Я рассмеялся. Мне было понятно, что он надумал.
– Не знаю, что вы имеете в виду под «надо», – сказал я. – Если мне хочется подраться, если я чувствую, что не могу чего-то стерпеть, я дерусь. Почему я должен ждать чьего-то позволения и не делать то, что я хочу?
– Понятно, – произнес лорд Латкилл, внимательно посмотрев на меня совиным взглядом.
– Знаете, за обедом мне пришло в голову, что мы все, вяло поедающие свой обед, напоминаем сборище трупов. Это мысль посетила меня, когда я увидел, как вы смотрите на маленькие иерусалимские артишоки в белом соусе. Меня вдруг осенило… Вы живой, искритесь жизнью, а мы мертвецы, самые настоящие… Наша плоть мертва, понимаете? Во всем остальном, может быть, мы и живые, вот только телом мертвые. И едим мы овощи или мясо, не имеет значения. Главное, что физически мы мертвецы.
– И лишь получив пощечину, мы оживаем! – подхватил я его мысль. – Вы, я, кто угодно.
– Я понимаю бедняжку Люси. А вы? Она еще при жизни забыла, что значит быть живой, и теперь не может этого простить ни себе, ни полковнику. Наверно, неприятно, знаете ли, прозреть, только покинув этот мир, когда уже ничего больше не поправить. Я говорю о том, что очень важно быть живым при жизни.
Лорд Латкилл с такой торжественностью посмотрел на нас, что мы, все трое, неловко засмеялись.
– Нет, я серьезно, – продолжал он. – Я только сейчас осознал, до чего замечательно быть живым человеком. Быть мертвецом, всего лишь духом, в сравнении с этим кажется ужасной банальностью. Это так обыденно. Но до чего же чудесно иметь живое лицо, руки, ноги. О, господи, я счастлив, что вовремя это понял!
Он схватил смуглую руку миссис Хейл и прижал ее к своей груди.
– Ведь я мог умереть, не поняв этого! – воскликнул лорд Латкилл. – Представляете, как страшно было Иисусу, когда Он вознесся и стал неприкасаемым! До чего ужасно, когда приходится всем говорить Noli me tangere![60]60
Не трогай меня, не прикасайся ко мне (лат.).
[Закрыть] Нет уж, трогай меня, прикасайся ко мне, пока я жив!
Он крепче прижал ладонь миссис Хейл к своей груди. На глазах Карлотты появились слезы и закапали ей на руки, сложенные на коленях.

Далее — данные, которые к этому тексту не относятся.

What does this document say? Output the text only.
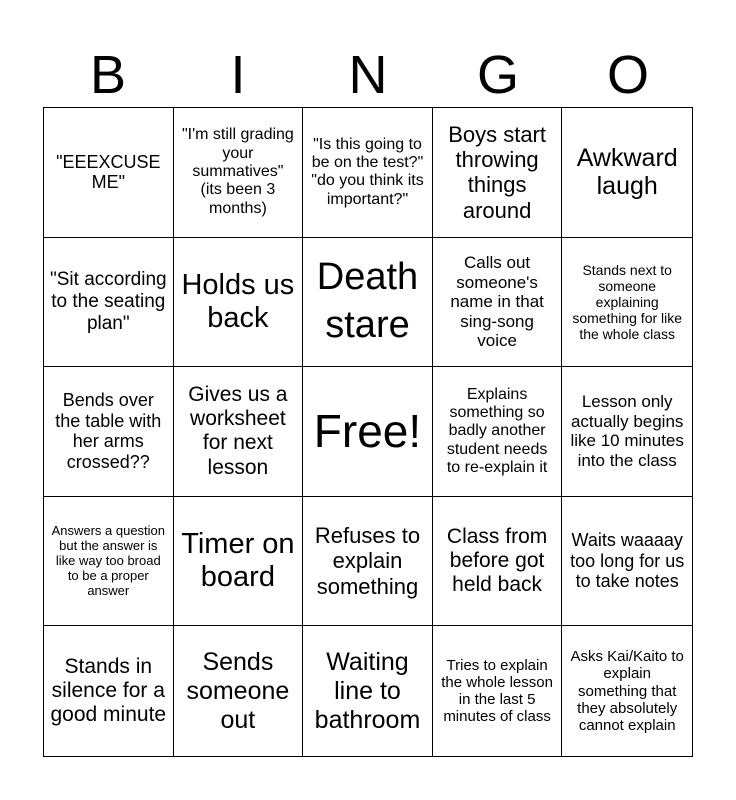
B	I	N	G	O
"EEEXCUSE ME"
"I'm still grading your summatives" (its been 3 months)
"Is this going to be on the test?" "do you think its important?"
Boys start throwing things around
Awkward laugh
"Sit according to the seating plan"
Holds us back
Death stare
Calls out someone's name in that sing-song voice
Stands next to someone explaining something for like the whole class
Bends over the table with her arms crossed??
Gives us a worksheet for next lesson
Free!
Explains something so badly another student needs to re-explain it
Lesson only actually begins like 10 minutes into the class
Answers a question but the answer is like way too broad to be a proper answer
Timer on board
Refuses to explain something
Class from before got held back
Waits waaaay too long for us to take notes
Stands in silence for a good minute
Sends someone out
Waiting line to bathroom
Tries to explain the whole lesson in the last 5 minutes of class
Asks Kai/Kaito to explain something that they absolutely cannot explain
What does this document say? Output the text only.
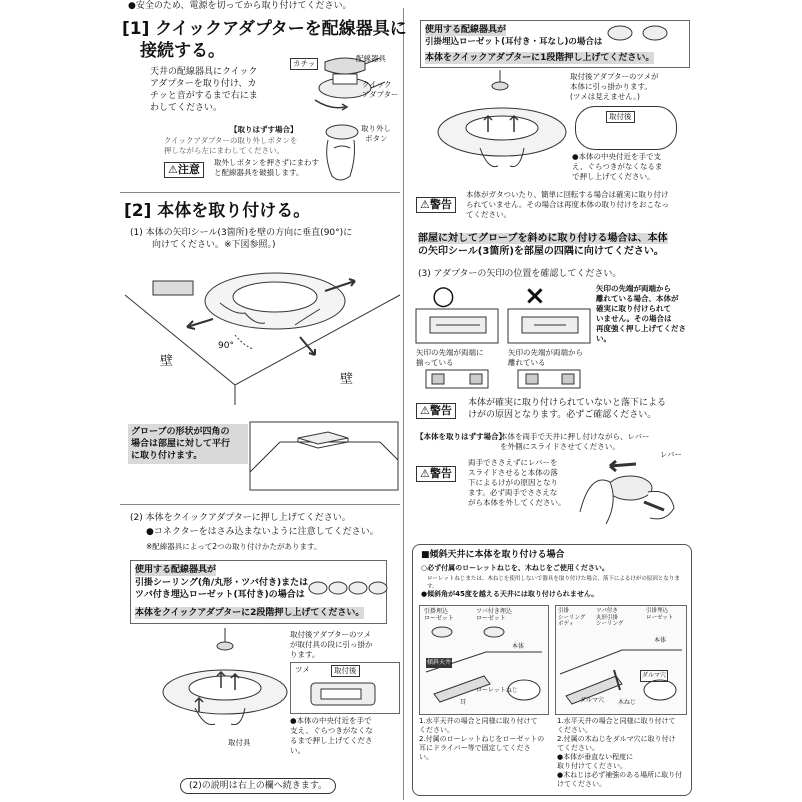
●安全のため、電源を切ってから取り付けてください。
[1] クイックアダプターを配線器具に
接続する。
天井の配線器具にクイック
アダプターを取り付け、カ
チッと音がするまで右にま
わしてください。
カチッ
配線器具
クイック
アダプター
【取りはずす場合】
クイックアダプターの取り外しボタンを
押しながら左にまわしてください。
取り外し
ボタン
⚠注意
取外しボタンを押さずにまわす
と配線器具を破損します。
[2] 本体を取り付ける。
(1) 本体の矢印シール(3箇所)を壁の方向に垂直(90°)に
向けてください。※下図参照。)
90°
壁
壁
グローブの形状が四角の
場合は部屋に対して平行
に取り付けます。
(2) 本体をクイックアダプターに押し上げてください。
●コネクターをはさみ込まないように注意してください。
※配線器具によって2つの取り付けかたがあります。
使用する配線器具が
引掛シーリング(角/丸形・ツバ付き)または
ツバ付き埋込ローゼット(耳付き)の場合は
本体をクイックアダプターに2段階押し上げてください。
取付具
取付後アダプターのツメ
が取付具の段に引っ掛か
ります。
ツメ	取付後
●本体の中央付近を手で
支え、ぐらつきがなくな
るまで押し上げてくださ
い。
(2)の説明は右上の欄へ続きます。
使用する配線器具が
引掛埋込ローゼット(耳付き・耳なし)の場合は
本体をクイックアダプターに1段階押し上げてください。
取付後アダプターのツメが
本体に引っ掛かります。
(ツメは見えません。)
取付後
●本体の中央付近を手で支
え、ぐらつきがなくなるま
で押し上げてください。
⚠警告
本体がガタついたり、簡単に回転する場合は確実に取り付け
られていません。その場合は再度本体の取り付けをおこなっ
てください。
部屋に対してグローブを斜めに取り付ける場合は、本体
の矢印シール(3箇所)を部屋の四隅に向けてください。
(3) アダプターの矢印の位置を確認してください。
○	×
矢印の先端が両端に
揃っている
矢印の先端が両端から
離れている
矢印の先端が両端から
離れている場合、本体が
確実に取り付けられて
いません。その場合は
再度強く押し上げてくださ
い。
⚠警告
本体が確実に取り付けられていないと落下による
けがの原因となります。必ずご確認ください。
【本体を取りはずす場合】
本体を両手で天井に押し付けながら、レバー
を外側にスライドさせてください。
⚠警告
両手でささえずにレバーを
スライドさせると本体の落
下によるけがの原因となり
ます。必ず両手でささえな
がら本体を外してください。
レバー
■傾斜天井に本体を取り付ける場合
○必ず付属のローレットねじを、木ねじをご使用ください。
ローレットねじまたは、木ねじを使用しないで器具を取り付けた場合、落下によるけがの原因となります。
●傾斜角が45度を越える天井には取り付けられません。
引掛埋込
ローゼット
ツバ付き埋込
ローゼット
本体
傾斜天井
ローレットねじ
耳
引掛
シーリング
ボディ
ツバ付き
丸形引掛
シーリング
引掛埋込
ローゼット
本体
ダルマ穴
ダルマ穴 木ねじ
1.水平天井の場合と同様に取り付けて
ください。
2.付属のローレットねじをローゼットの
耳にドライバー等で固定してくださ
い。
1.水平天井の場合と同様に取り付けて
ください。
2.付属の木ねじをダルマ穴に取り付け
てください。
●本体が垂直ない程度に
取り付けてください。
●木ねじは必ず補強のある場所に取り付
けてください。
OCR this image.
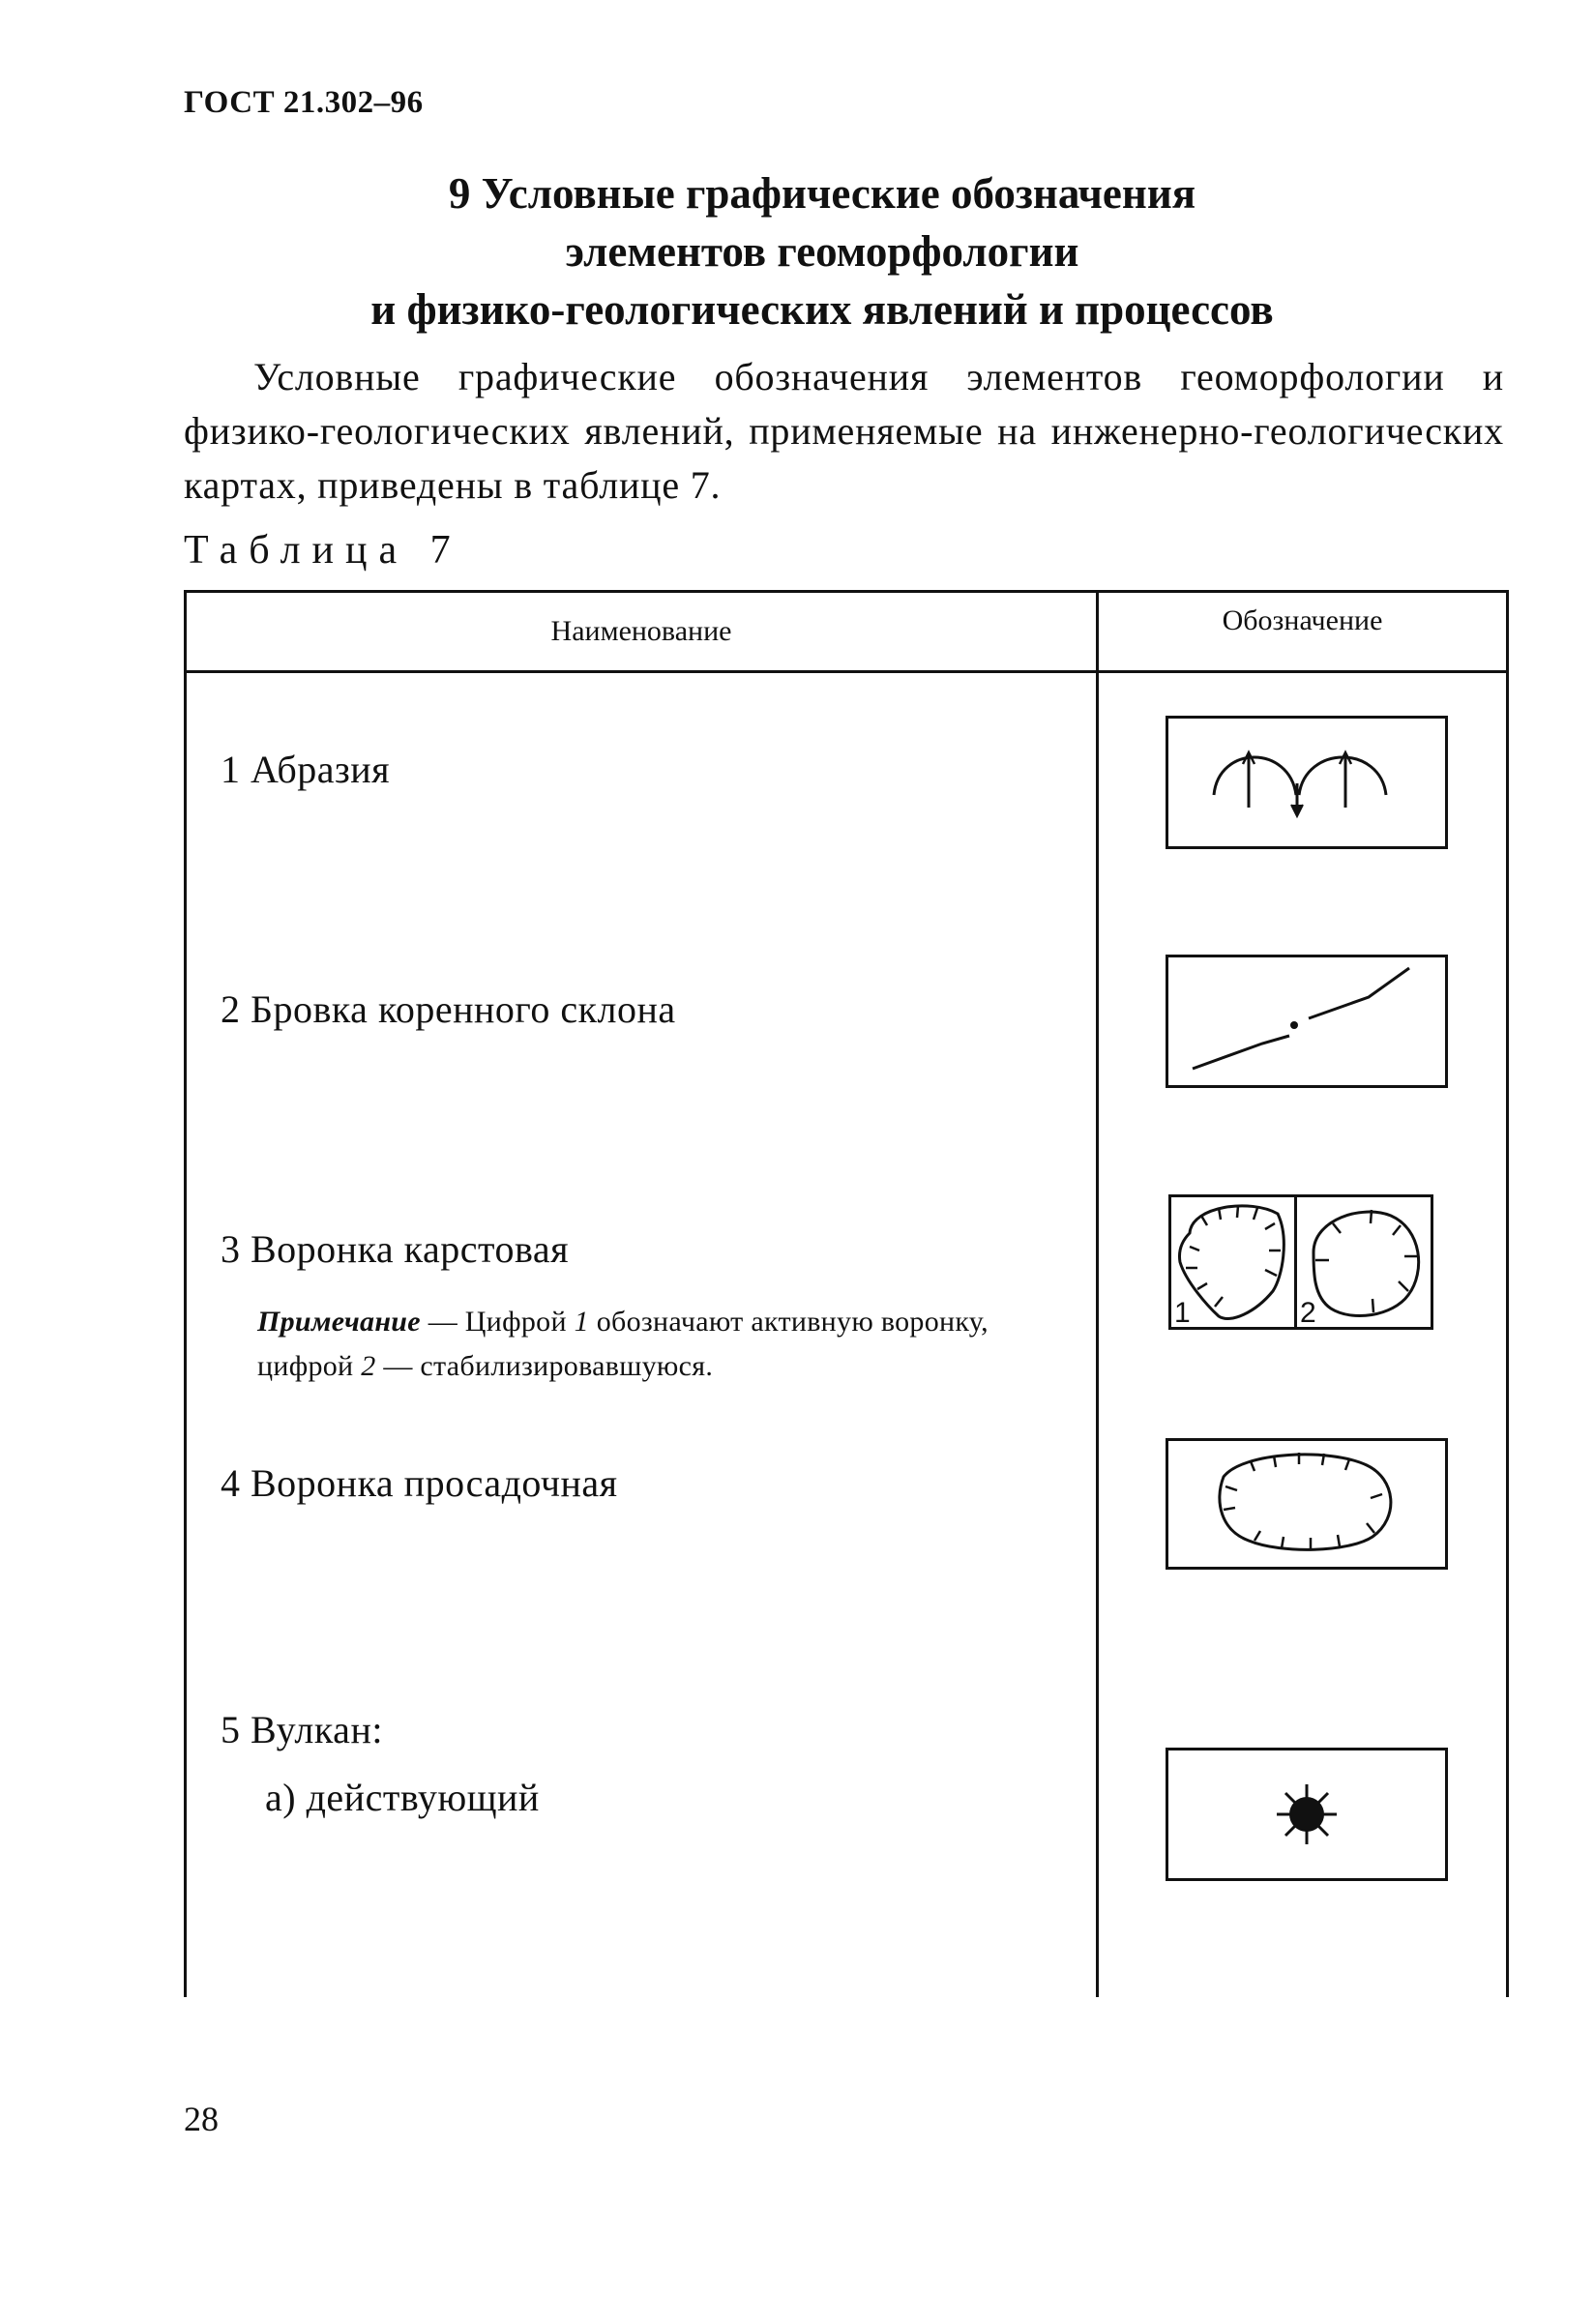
ГОСТ 21.302–96
9 Условные графические обозначения
элементов геоморфологии
и физико-геологических явлений и процессов

Условные графические обозначения элементов геоморфологии и физико-геологических явлений, применяемые на инженерно-геологических картах, приведены в таблице 7.

Таблица 7
Наименование	Обозначение
1 Абразия
2 Бровка коренного склона
3 Воронка карстовая
Примечание — Цифрой 1 обозначают активную воронку, цифрой 2 — стабилизировавшуюся.
1	2
4 Воронка просадочная
5 Вулкан:
а) действующий
28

– Не плачь, Карлотта, – сказал он. – Правда, не надо. Мы же не убили друг друга. Мы благовоспитанные люди. А ведь, воюя, мы чуть не стали привидениями, ненужными друг другу. Нет, я хочу, чтобы ты ожила, даже если не я помогу тебе в этом. Я тоже хочу вернуться к жизни, Карлотта, я хочу, чтобы ты снова обрела плоть и кровь. Мы слишком много с тобой выстрадали, будучи не совсем живыми. Вот и дети, наверно, там им лучше, чем на земле. Они родились от наших воль, от нашей бестелесности. Ах, я сегодня словно ходячая Библия. Скажу словами Иова. Я хочу, чтобы Бог «снова кожею и плотию одел меня, костями и жилами скрепил меня…» И пусть во мне опять потечет кровь. Мой дух словно обнаженный нерв на ветру.
Карлотта больше не плакала. Она сидела, опустив голову, словно спала. Маленькие, чуть обвисшие груди поднимались и опускались еще с некоторой натугой, однако это уже напоминало приливы и отливы спокойного моря, словно в ее спящем теле медленно занимался тихий рассвет. Однако она вся была такой поникшей, такой разбитой, что мне подумалось, нет, на кресте был распят не только Он. Женщину сия чаша тоже не миновала, с ней обошлись даже еще хуже.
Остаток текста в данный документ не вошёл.